Projectada há muito tempo, mas constantemente adiada - a subida para o Pico da Antónia. Finalmente, tinha chegado o momento. Um dia ensolarado, de céu limpo, convida mesmo para aceder a esse desafio alpinista.

Arrancamos às 8 horas. Para abreviar a escalada, vamos de carro até ao Monte Tchota (Monti Txóta, em crioulo). Depois de uma breve visita à estação emissora recém-construída e de umas vistas espectaculares por sobre a ilha, caminhamos por um caminho estreito através do eucaliptal pouco denso.

O nosso guia é, por natureza, parco em palavras. No entanto, conhece bem o terreno e, quando solicitado, não se faz rogado e proporciona informações sobre as plantas e os mais variados panoramas da ilha que vão surgindo.

Não tarde e saímos da mata para trilharmos aquele caminho estreito, cheio de pedras e, por vezes, escorregadio que nos exige toda a atenção. O caminho antes era melhor, conta-nos o guia, mas com as últimas chuvadas ter-se-á deteriorado bastante.

O caminho, em parte do trajecto, vai serpenteando pelos arbustos. Convém vestir umas calças compridas e uma camisa/blusa, para limitar os arranhões. Mesmo assim, há ramos obstinados que não deixam de perfurar as calças ou disferir golpes oblíquos vindos de por detrás.

Sinuosamente vai o caminho de cabras subindo e descendo pelo terreno escabroso à volta da encosta ocidental do Pico da Antónia. Atravessamos vales que formam pequenas entradas na montanha, passamos por cima de cumeadas rochosas, aproximando-nos da escalada final. O caminho deixou, definitivamente, de se reconhecer e seguimos o guia que nos proporciona o melhor trilho.Subimos um trecho bastante inclinado, avançando por um prolongamento rochoso, sendo necessário, às vezes, o apoio das mãos para continuar a subida, quando a pedra firme mais próxima fica a grande distância.

Logo a seguir a uma saliência rochosa o nosso guia conta-nos que, perto dali, já se tinha despenhado uma pessoa que, por não conhecer a montanha, tinha seguido pelo lado esquerdo, em vez de se manter à direita. Nós preferimos seguir as pegadas do guia e assim alcançamos, após uma última escalada íngreme e penosa, o cume lateral do Pico da Antónia, a 1315 m de altitude.

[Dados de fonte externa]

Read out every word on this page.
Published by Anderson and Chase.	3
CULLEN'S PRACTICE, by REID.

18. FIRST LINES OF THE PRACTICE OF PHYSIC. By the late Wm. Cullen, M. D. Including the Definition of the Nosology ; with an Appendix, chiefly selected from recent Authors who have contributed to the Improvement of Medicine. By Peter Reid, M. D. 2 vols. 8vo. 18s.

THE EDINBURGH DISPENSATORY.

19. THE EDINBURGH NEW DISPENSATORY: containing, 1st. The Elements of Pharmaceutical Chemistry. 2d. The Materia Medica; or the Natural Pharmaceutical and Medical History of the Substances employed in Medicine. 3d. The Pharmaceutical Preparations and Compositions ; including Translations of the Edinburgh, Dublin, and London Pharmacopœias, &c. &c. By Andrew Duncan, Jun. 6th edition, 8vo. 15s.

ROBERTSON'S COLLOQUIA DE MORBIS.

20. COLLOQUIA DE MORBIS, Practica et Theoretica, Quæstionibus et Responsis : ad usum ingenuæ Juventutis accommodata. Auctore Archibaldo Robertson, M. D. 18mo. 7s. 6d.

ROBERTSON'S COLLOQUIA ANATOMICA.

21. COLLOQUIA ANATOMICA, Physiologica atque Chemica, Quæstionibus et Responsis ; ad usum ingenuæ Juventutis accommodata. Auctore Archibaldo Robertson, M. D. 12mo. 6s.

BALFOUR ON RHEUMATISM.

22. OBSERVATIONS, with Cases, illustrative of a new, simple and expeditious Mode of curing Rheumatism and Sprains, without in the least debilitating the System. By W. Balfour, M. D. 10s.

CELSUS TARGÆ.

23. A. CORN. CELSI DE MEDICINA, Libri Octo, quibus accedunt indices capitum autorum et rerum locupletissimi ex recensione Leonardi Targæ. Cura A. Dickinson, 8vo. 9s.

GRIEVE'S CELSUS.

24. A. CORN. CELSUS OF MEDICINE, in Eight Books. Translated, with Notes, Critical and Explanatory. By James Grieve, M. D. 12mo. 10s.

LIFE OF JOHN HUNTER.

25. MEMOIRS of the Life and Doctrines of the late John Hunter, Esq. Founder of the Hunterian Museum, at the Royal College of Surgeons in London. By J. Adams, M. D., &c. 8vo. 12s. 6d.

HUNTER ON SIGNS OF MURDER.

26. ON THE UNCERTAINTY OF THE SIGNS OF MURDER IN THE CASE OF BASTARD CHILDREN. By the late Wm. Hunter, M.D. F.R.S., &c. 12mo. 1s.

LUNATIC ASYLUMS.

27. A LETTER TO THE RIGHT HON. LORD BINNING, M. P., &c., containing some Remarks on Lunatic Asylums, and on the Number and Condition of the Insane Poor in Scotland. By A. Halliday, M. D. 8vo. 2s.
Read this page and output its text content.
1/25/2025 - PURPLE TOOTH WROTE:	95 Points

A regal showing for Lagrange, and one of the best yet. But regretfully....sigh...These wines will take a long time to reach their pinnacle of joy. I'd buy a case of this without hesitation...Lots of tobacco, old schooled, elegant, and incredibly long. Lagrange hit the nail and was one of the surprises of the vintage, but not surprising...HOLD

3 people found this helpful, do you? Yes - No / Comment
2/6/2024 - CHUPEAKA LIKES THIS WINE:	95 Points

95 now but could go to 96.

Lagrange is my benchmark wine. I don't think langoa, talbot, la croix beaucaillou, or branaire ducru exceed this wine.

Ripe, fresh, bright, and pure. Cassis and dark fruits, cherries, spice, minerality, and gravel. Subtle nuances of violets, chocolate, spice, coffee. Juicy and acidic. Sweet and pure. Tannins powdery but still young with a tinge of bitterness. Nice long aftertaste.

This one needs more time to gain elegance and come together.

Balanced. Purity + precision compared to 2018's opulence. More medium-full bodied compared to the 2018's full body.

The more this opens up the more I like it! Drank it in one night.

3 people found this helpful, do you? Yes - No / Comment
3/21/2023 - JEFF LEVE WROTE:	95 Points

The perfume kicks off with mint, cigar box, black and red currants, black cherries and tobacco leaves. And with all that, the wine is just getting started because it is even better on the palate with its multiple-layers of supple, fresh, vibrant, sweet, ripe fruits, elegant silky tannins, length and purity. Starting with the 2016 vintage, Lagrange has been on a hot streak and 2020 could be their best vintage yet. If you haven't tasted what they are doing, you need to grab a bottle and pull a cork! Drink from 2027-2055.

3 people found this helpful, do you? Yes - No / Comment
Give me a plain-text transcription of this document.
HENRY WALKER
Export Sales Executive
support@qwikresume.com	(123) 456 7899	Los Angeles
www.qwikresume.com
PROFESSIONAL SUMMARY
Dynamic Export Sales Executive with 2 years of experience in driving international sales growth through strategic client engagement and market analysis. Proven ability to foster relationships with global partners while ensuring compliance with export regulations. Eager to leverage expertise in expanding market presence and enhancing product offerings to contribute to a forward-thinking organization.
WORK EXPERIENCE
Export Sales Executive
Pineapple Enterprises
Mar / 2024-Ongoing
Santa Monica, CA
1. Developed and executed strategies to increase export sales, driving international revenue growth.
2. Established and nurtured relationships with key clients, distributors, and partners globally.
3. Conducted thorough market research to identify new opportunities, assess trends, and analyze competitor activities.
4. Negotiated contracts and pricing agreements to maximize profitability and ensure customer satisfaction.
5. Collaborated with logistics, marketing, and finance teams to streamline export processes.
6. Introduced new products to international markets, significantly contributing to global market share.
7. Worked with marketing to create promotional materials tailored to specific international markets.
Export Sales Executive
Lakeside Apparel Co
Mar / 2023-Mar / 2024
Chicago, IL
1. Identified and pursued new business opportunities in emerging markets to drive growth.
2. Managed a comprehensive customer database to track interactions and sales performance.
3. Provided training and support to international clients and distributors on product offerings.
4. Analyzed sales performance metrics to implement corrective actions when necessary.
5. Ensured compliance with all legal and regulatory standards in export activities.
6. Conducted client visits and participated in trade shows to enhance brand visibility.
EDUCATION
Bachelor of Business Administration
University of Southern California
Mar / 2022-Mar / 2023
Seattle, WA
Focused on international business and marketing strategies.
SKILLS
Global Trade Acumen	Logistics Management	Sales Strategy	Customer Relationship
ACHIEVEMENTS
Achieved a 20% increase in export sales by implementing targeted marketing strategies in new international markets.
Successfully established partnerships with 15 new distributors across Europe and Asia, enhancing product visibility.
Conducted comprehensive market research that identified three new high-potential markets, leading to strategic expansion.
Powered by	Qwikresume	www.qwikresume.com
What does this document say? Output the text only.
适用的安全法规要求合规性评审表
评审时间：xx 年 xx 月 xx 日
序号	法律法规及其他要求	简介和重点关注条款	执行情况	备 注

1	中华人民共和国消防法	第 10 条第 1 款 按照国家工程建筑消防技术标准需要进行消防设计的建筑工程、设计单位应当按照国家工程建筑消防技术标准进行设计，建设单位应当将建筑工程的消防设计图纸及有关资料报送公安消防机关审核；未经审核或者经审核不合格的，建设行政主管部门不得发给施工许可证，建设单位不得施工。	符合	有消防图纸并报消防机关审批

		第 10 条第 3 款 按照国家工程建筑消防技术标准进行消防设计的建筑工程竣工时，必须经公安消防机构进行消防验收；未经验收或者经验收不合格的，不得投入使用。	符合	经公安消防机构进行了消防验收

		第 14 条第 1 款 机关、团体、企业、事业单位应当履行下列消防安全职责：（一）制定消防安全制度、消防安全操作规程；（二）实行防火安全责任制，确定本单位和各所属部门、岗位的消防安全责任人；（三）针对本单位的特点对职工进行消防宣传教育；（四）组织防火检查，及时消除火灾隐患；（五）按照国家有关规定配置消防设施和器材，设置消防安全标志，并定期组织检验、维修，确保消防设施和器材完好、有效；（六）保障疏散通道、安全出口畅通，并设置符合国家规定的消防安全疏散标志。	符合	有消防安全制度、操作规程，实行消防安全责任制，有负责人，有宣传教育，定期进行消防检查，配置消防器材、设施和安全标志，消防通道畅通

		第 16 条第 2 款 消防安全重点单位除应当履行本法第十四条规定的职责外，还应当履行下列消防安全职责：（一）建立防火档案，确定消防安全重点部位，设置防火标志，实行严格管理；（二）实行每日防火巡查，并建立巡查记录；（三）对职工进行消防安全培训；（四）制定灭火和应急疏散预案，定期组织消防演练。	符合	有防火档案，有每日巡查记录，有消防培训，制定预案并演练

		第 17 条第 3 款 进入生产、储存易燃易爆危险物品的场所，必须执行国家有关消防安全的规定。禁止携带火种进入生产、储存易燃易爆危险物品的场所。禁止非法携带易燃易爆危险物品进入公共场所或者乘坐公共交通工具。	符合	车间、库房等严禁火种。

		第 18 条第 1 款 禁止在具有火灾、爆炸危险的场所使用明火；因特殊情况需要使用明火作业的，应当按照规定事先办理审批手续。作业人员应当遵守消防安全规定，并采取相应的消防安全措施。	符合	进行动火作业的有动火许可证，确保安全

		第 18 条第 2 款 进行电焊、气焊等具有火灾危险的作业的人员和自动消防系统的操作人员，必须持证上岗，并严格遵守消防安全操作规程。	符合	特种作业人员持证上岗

A vista é indiscritível e nós os quatro estamos de acordo: isto vale a pena. Uma vista em redor, num raio de quase 360°, numa altitude de cortar o fôlego - com visibilidade boa e o melhor tempo domingueiro. Olhar, ficar pasmado e silencioso, guardar tudo isto - ...é, pura e simplesmente lindo. O silêncio total é apenas interrompido por um ou outro grito de pássaro.

Como todos gostamos das nossas vidas, dispensamos o resto do caminho perigoso até ao cume principal, cheio de risco de queda, e, depois de uma pausa, encetamos a descida.

O mesmo caminho, agora experimentado numa visão completamente diferente, traz-nos de volta ao Monte Tchota. Depois de uma descida breve pela estrada calcetada, entramos no eucaliptal ralo. O nosso caminho - ladeado por alguns ciprestes e agaves - faz-nos descer até estarmos de regresso a Rui Vaz.

Infelizmente, o troço final, à esquerda e à direita do caminho, está a ser utilizado como vazadouro de lixo. Ali podem encontrar-se, praticamente alinhadas, as garrafas não reutilizáveis da cerveja de importação europeia, assim como as latas e o lixo de plástico provenientes de países europeus, que estragam a paisagem. Talvez venha um dia existir uma lei a impor aos países de origem o dever de receber de volta todo este lixo de embalagens...

A minha conclusão

Como já aqui foi referido, o nosso guia não era propriamente prolixo. Mas a sã sensação de termos connosco um homem responsável, conhecedor da montanha e dos seus caminhos, fez com que esta fosse para nós uma excursão segura e um grande prazer, apesar de todo o esforço necessário. Como várias coisa na vida, ela faz parte dessas experiências que continuarei a relatar com entusiasmo por muitos anos ainda, sem que esteja, no entanto, inclinada a repeti-la, embora seja aqui em Santiago que vivo.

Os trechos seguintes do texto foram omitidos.